Les tardigrades sont des animaux microscopiques, aussi appelés oursons d’eau, qui vivent dans la mer, en eau douce ou dans les mousses. Ils présentent une résistance exceptionnelle à la sécheresse. Par quel mécanisme biologique ? C'est ce qu'ont cherché à comprendre des chercheurs de l’université de Caroline du Nord. Ils ont publié leurs résultats dans Molecular Cell du 16 mars 2017. 

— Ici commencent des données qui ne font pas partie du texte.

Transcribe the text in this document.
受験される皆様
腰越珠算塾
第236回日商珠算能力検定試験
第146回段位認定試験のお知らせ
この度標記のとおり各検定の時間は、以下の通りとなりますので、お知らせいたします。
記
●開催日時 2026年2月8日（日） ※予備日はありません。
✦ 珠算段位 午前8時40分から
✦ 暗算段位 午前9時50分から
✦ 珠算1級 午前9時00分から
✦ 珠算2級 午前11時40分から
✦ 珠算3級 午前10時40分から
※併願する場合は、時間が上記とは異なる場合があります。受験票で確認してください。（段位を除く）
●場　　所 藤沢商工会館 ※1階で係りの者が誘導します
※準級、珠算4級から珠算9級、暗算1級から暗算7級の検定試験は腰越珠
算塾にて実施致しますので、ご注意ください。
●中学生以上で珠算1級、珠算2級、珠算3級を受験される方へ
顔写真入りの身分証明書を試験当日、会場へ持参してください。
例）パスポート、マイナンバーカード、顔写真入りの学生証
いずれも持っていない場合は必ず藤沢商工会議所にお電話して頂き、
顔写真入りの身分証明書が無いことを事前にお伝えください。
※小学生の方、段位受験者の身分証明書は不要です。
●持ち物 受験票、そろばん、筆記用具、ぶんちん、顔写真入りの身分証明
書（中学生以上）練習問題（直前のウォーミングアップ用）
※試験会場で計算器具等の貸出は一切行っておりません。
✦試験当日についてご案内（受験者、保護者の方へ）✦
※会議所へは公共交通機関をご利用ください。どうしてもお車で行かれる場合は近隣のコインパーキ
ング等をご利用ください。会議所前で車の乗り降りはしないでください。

C’est souvent la présence d’un sucre appelé tréhalose qui permet à un organisme vivant de survivre au desséchement. C’est par exemple le cas pour les artémies, petits crustacés qui vivent dans les lacs salés. Mais on ne trouve que peu ou pas de tréhalose chez les tardigrades. Un autre mécanisme leur confère donc cette capacité. 

Protéines désordonnées mais efficaces 
Lors de sa dessiccation, c’est-à-dire de son assèchement, le tardigrade rétracte ses pattes pour former une petite boule compacte et rétrécie. Il résiste ainsi à l’absence d’eau et recouvre sa forme initiale une fois l’humidité revenue. Durant ce processus, les chercheurs ont identifié les gènes activés et ont découvert le rôle essentiel des protéines dites « intrinsèquement désordonnées », IDP (Intrinsically Disordered Protein) dans l’abréviation en anglais.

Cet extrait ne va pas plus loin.